The market was confronted last week with reports that Ally Financial had suspended foreclosures in 23 states. The company later issued a statement indicating that the reports were not true, and new foreclosures were continuing in the ordinary course of business. However some existing foreclosures were affected by a procedural issue. The problem was that Ally Financial employees were signing affidavits (presumably lost note affidavits) related to foreclosures without verifying the affidavit information as required. One employee testified that he signed up to 10,000 such affidavits a month!

While Ally Financial appears to be downplaying the problem, we believe that this incident is an important reminder of the risks associated with the judicial foreclosure process, given both the lax origination practices in place during the period of high-volume mortgage origination and the challenges associated with high-volume foreclosure. Clearly these issues are not isolated to Ally Financial alone. While Ally states that they have found no instances where the data in the affidavits is not correct, this is certainly not true for all servicers in all instances. There have been any number of news reports of foreclosures that have been delayed or halted due to bad data/documentation. A recent example: In August, a Florida judge found that WaMu and its law firm “committed fraud on this court” by misrepresenting a loan as owned by WaMu that was, in fact, owned by FannieMae.

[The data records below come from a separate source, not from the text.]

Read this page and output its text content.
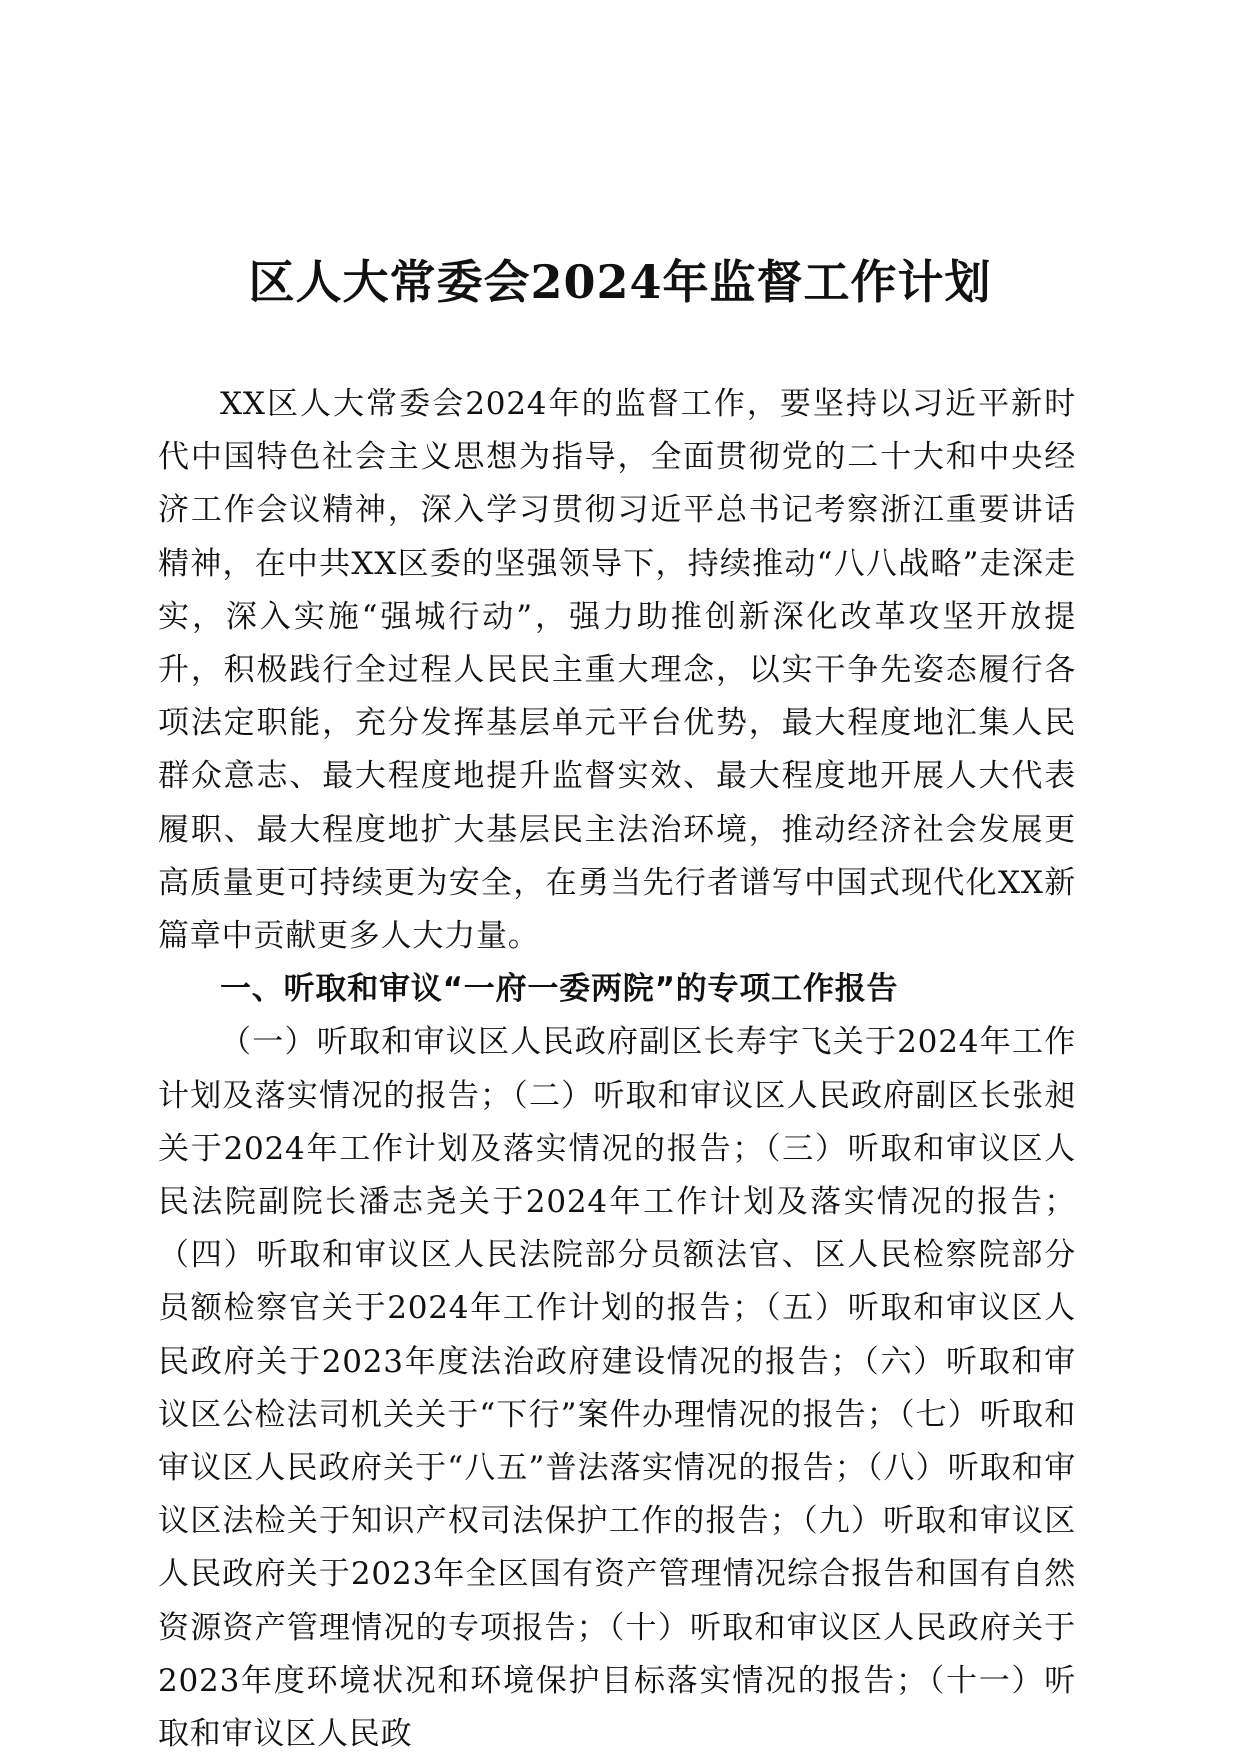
区人大常委会2024年监督工作计划

XX区人大常委会2024年的监督工作，要坚持以习近平新时代中国特色社会主义思想为指导，全面贯彻党的二十大和中央经济工作会议精神，深入学习贯彻习近平总书记考察浙江重要讲话精神，在中共XX区委的坚强领导下，持续推动“八八战略”走深走实，深入实施“强城行动”，强力助推创新深化改革攻坚开放提升，积极践行全过程人民民主重大理念，以实干争先姿态履行各项法定职能，充分发挥基层单元平台优势，最大程度地汇集人民群众意志、最大程度地提升监督实效、最大程度地开展人大代表履职、最大程度地扩大基层民主法治环境，推动经济社会发展更高质量更可持续更为安全，在勇当先行者谱写中国式现代化XX新篇章中贡献更多人大力量。

一、听取和审议“一府一委两院”的专项工作报告

（一）听取和审议区人民政府副区长寿宇飞关于2024年工作计划及落实情况的报告；（二）听取和审议区人民政府副区长张昶关于2024年工作计划及落实情况的报告；（三）听取和审议区人民法院副院长潘志尧关于2024年工作计划及落实情况的报告；（四）听取和审议区人民法院部分员额法官、区人民检察院部分员额检察官关于2024年工作计划的报告；（五）听取和审议区人民政府关于2023年度法治政府建设情况的报告；（六）听取和审议区公检法司机关关于“下行”案件办理情况的报告；（七）听取和审议区人民政府关于“八五”普法落实情况的报告；（八）听取和审议区法检关于知识产权司法保护工作的报告；（九）听取和审议区人民政府关于2023年全区国有资产管理情况综合报告和国有自然资源资产管理情况的专项报告；（十）听取和审议区人民政府关于2023年度环境状况和环境保护目标落实情况的报告；（十一）听取和审议区人民政
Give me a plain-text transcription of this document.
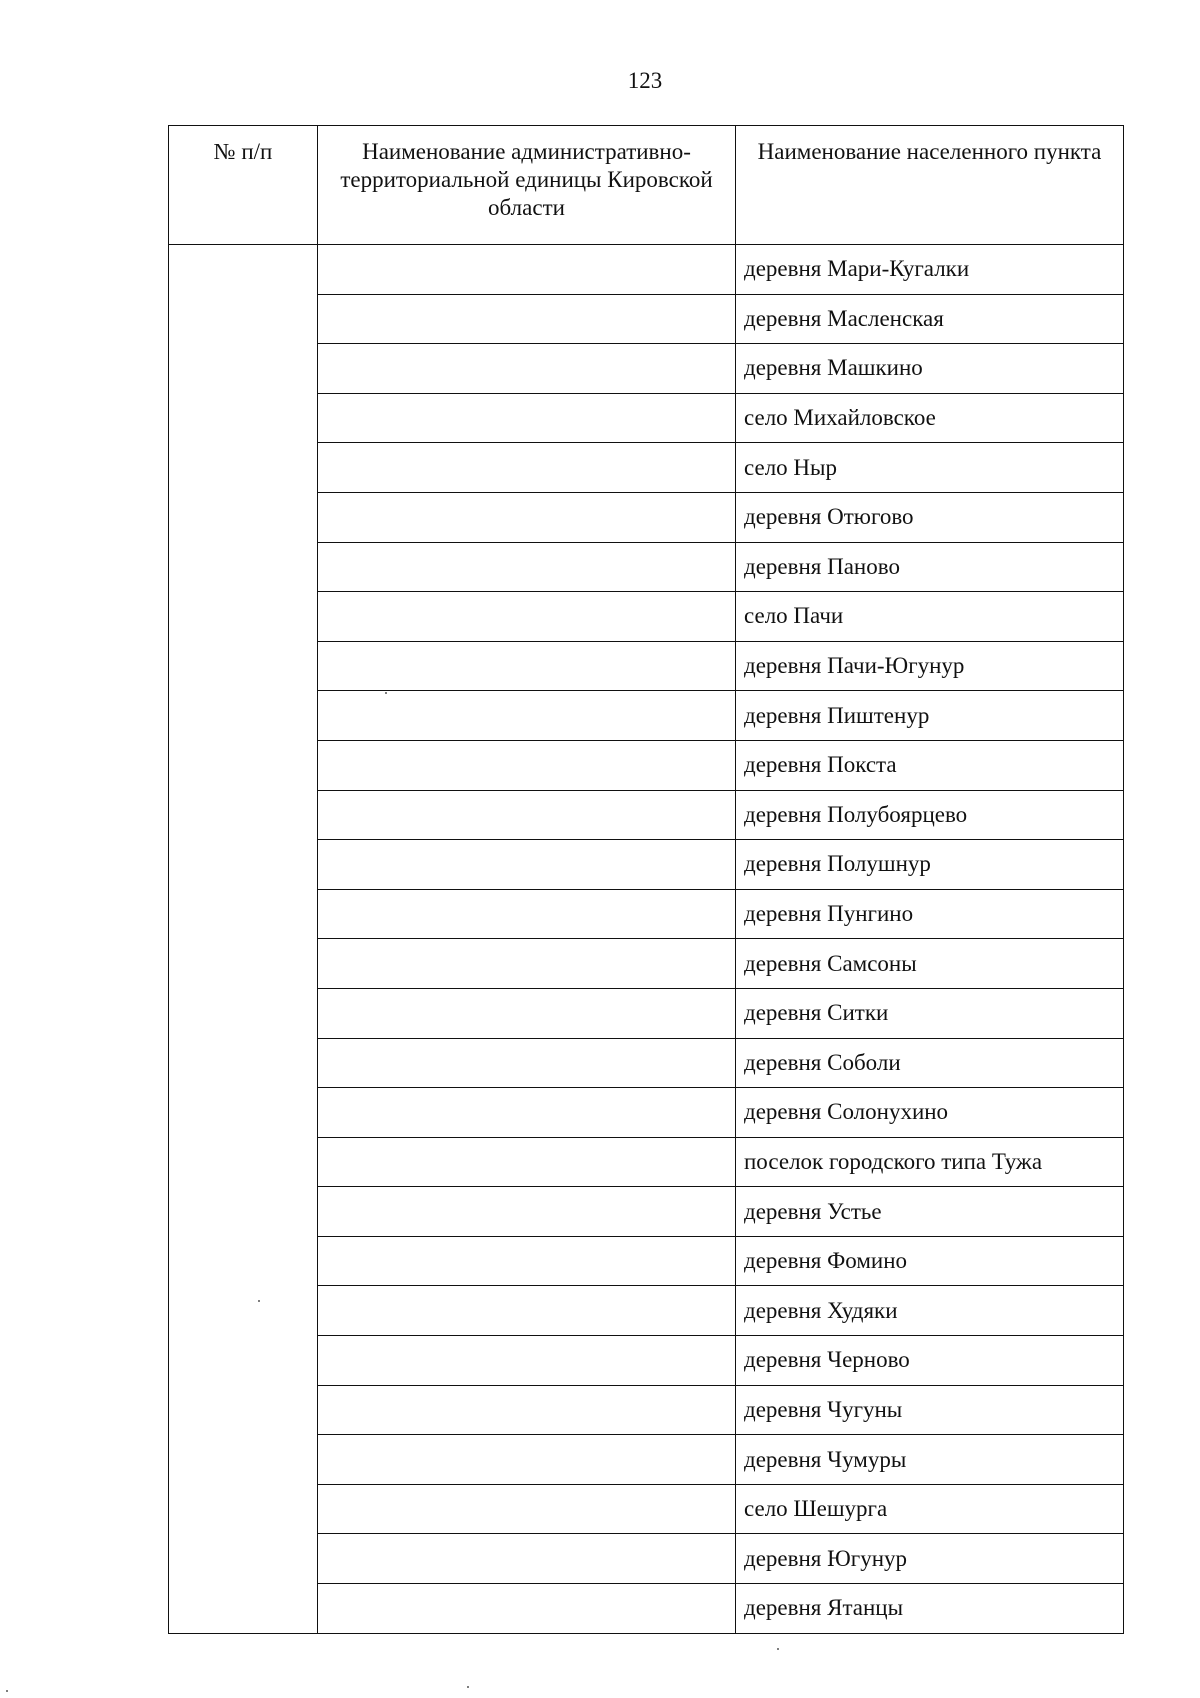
123
№ п/п	Наименование административно-территориальной единицы Кировской области	Наименование населенного пункта
		деревня Мари-Кугалки
		деревня Масленская
		деревня Машкино
		село Михайловское
		село Ныр
		деревня Отюгово
		деревня Паново
		село Пачи
		деревня Пачи-Югунур
		деревня Пиштенур
		деревня Покста
		деревня Полубоярцево
		деревня Полушнур
		деревня Пунгино
		деревня Самсоны
		деревня Ситки
		деревня Соболи
		деревня Солонухино
		поселок городского типа Тужа
		деревня Устье
		деревня Фомино
		деревня Худяки
		деревня Черново
		деревня Чугуны
		деревня Чумуры
		село Шешурга
		деревня Югунур
		деревня Ятанцы
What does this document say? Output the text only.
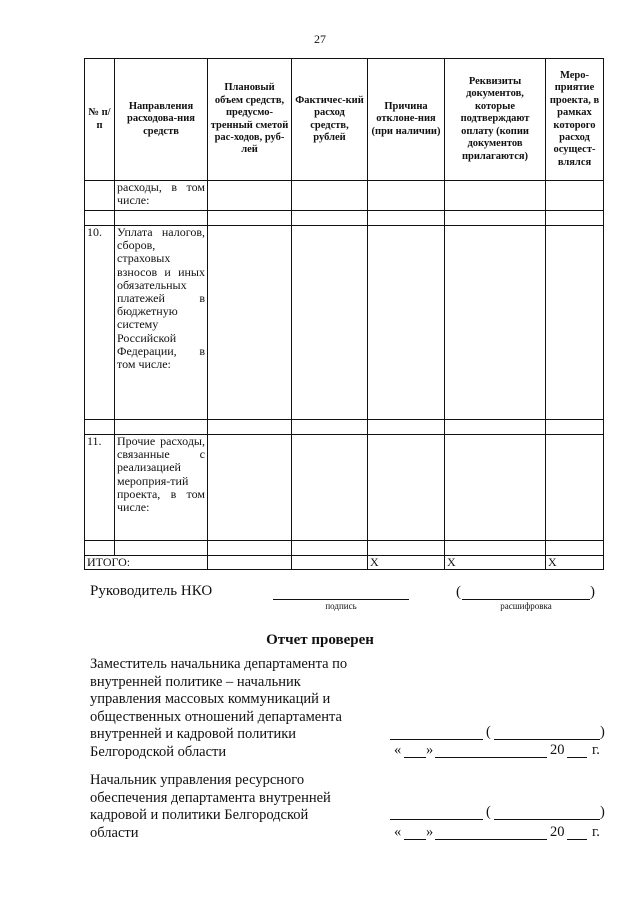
27
№ п/п	Направления расходова-ния средств	Плановый объем средств, предусмо-тренный сметой рас-ходов, руб-лей	Фактичес-кий расход средств, рублей	Причина отклоне-ния (при наличии)	Реквизиты документов, которые подтверждают оплату (копии документов прилагаются)	Меро-приятие проекта, в рамках которого расход осущест-влялся
	расходы, в том числе:					

10.	Уплата налогов, сборов, страховых взносов и иных обязательных платежей в бюджетную систему Российской Федерации, в том числе:					

11.	Прочие расходы, связанные с реализацией мероприя-тий проекта, в том числе:					

ИТОГО:				X	X	X
Руководитель НКО
подпись
(	)
расшифровка
Отчет проверен
Заместитель начальника департамента по
внутренней политике – начальник
управления массовых коммуникаций и
общественных отношений департамента
внутренней и кадровой политики
Белгородской области
(	)
« »	20 г.
Начальник управления ресурсного
обеспечения департамента внутренней
кадровой и политики Белгородской
области
(	)
« »	20 г.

We think there are a couple of broader implications here for securitization investors. Above and beyond the risk of delays and increased expense in individual judicial foreclosure cases, which can increase loss severity, lies the threat of more activist intervention by courts, regulators and local and state government. The Florida attorney general is investigating several law firms with large foreclosure practices, and Representative Alan Grayson of Florida has asked the Florida Supreme Court to halt all foreclosures in the state in light of the attorney general’s investigation. Attorney generals in other states have expressed strong interest in the events in Florida and are launching investigations of Ally. The risks of moratoriums, class-action suits and other large-scale impediments to liquidation have increased. This may also be an area the new federal Consumer Protection Financial Bureau will want to get involved in.

The other problem this event highlights has not received as much scrutiny, but will be a growing concern. It’s clear that severe damage is being done to the chain-of-title for residential properties. The Florida Sun Sentinel reported that Bank of America foreclosed on a property in Florida, to the great surprise of the owner, who had paid cash. A prior owner’s Countrywide foreclosure proceeded despite the fact that the current owner had purchased the home from B of A in a short sale. While this is (hopefully) an extraordinary example, the multiple, rapid changes of ownership that occurred during the housing boom, together with the widespread use of lost note affidavits as a substitute for full diligence have created a situation whereby it is much more difficult to obtain clear title. This is becoming evident to title insurance companies. It may be that real estate investors who plan to flip properties that they obtained in distressed sales are in for a rude awakening when prospective buyers cannot obtain a mortgage due to title issues.

That will not be a positive for home prices.

Given these concerns, we see increased relative value in bonds that are backed by loans from an integrated origination/securitization/servicing operation that has not been disrupted by the financial crisis. Mortgage loans that were originated retail, and did not change hands before being placed with a servicer are much more likely to bear up under the scrutiny of foreclosure processes that will be coming.

In our view, the sentiment that “the worst is over” that has helped drive the rally in non-agency MBS can lead to complacency. While the mortgage crisis may be entering a new phase, it is not over, and its unprecedented nature can continue to produce unforeseen consequences.